Transcription factor Acj6 controls dendrite targeting via a combinatorial cell-surface code.

Transcription factors specify the fate and connectivity of developing neurons. We investigate how a lineage-specific transcription factor, Acj6, controls the precise dendrite targeting of Drosophila olfactory projection neurons (PNs) by regulating the expression of cell-surface proteins. Quantitative cell-surface proteomic profiling of wild-type and acj6 mutant PNs in intact developing brains, and a proteome-informed genetic screen identified PN surface proteins that execute Acj6-regulated wiring decisions. These include canonical cell adhesion molecules and proteins previously not associated with wiring, such as Piezo, whose mechanosensitive ion channel activity is dispensable for its function in PN dendrite targeting. Comprehensive genetic analyses revealed that Acj6 employs unique sets of cell-surface proteins in different PN types for dendrite targeting. Combined expression of Acj6 wiring executors rescued acj6 mutant phenotypes with higher efficacy and breadth than expression of individual executors. Thus, Acj6 controls wiring specificity of different neuron types by specifying distinct combinatorial expression of cell-surface executors.
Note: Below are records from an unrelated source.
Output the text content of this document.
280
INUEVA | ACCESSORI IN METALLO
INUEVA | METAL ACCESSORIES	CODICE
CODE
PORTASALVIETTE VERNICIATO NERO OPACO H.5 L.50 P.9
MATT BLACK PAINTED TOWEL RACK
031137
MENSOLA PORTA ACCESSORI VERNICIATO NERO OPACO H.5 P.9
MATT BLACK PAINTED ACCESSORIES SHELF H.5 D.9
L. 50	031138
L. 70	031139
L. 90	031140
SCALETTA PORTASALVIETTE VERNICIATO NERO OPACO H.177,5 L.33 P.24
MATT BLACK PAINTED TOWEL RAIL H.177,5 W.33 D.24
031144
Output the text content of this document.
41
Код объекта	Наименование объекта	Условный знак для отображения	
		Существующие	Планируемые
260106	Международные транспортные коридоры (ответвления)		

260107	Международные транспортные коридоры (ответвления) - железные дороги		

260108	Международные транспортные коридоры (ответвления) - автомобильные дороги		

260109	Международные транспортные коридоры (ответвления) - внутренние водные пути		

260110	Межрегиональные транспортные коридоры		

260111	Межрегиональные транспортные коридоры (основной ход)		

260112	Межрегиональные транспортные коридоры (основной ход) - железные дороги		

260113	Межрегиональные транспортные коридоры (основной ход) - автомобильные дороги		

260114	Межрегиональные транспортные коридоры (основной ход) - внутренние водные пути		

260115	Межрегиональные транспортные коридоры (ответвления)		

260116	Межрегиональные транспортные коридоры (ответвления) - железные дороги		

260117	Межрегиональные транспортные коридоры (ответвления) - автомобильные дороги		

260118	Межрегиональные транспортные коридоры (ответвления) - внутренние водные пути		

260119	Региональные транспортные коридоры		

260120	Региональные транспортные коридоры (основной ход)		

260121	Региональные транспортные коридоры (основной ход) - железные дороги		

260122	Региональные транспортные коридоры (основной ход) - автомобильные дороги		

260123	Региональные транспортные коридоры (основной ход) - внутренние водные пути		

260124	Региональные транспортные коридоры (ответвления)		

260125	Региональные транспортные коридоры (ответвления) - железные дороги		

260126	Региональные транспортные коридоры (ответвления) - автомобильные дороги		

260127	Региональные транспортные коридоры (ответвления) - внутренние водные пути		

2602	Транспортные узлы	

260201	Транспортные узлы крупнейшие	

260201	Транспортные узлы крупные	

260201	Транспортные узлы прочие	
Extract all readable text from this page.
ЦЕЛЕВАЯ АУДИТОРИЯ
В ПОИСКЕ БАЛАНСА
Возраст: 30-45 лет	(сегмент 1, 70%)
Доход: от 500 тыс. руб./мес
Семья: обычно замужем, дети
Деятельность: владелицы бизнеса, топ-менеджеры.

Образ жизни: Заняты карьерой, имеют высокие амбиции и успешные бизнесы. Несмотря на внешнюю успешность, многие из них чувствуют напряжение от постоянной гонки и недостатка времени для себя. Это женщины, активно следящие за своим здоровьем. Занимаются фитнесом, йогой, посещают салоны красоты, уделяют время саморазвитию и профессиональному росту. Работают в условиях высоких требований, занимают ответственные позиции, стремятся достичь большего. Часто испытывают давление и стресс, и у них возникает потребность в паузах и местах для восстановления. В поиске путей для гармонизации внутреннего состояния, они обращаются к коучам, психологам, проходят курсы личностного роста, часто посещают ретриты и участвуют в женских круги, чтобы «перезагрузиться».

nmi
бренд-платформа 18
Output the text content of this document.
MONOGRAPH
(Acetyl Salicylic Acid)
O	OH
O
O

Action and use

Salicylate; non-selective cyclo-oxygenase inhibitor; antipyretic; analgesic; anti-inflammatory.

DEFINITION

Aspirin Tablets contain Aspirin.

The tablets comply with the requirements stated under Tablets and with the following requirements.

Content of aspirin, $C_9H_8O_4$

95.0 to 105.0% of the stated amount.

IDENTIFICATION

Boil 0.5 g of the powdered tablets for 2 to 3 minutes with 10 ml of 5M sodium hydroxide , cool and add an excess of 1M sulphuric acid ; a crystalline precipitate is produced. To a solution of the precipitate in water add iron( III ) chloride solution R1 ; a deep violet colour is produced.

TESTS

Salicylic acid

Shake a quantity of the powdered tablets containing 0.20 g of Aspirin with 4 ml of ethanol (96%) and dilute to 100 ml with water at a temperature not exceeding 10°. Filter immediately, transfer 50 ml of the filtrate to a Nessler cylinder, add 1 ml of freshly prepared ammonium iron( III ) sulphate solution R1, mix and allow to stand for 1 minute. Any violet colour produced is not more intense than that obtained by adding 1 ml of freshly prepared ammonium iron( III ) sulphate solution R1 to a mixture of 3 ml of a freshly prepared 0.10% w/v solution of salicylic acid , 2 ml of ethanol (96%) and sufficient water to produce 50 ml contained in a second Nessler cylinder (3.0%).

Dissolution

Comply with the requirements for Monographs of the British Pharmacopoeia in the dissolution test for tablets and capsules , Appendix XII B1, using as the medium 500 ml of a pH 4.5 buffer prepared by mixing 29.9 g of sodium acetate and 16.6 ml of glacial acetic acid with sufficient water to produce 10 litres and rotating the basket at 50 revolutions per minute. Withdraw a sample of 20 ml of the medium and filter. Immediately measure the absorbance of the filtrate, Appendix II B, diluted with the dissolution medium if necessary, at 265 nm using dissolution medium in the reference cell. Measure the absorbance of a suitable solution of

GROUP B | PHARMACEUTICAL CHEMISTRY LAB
Temporal evolution of single-cell transcriptomes of Drosophila olfactory projection neurons.

Neurons undergo substantial morphological and functional changes during development to form precise synaptic connections and acquire specific physiological properties. What are the underlying transcriptomic bases? Here, we obtained the single-cell transcriptomes of Drosophila olfactory projection neurons (PNs) at four developmental stages. We decoded the identity of 21 transcriptomic clusters corresponding to 20 PN types and developed methods to match transcriptomic clusters representing the same PN type across development. We discovered that PN transcriptomes reflect unique biological processes unfolding at each stage-neurite growth and pruning during metamorphosis at an early pupal stage; peaked transcriptomic diversity during olfactory circuit assembly at mid-pupal stages; and neuronal signaling in adults. At early developmental stages, PN types with adjacent birth order share similar transcriptomes. Together, our work reveals principles of cellular diversity during brain development and provides a resource for future studies of neural development in PNs and other neuronal types.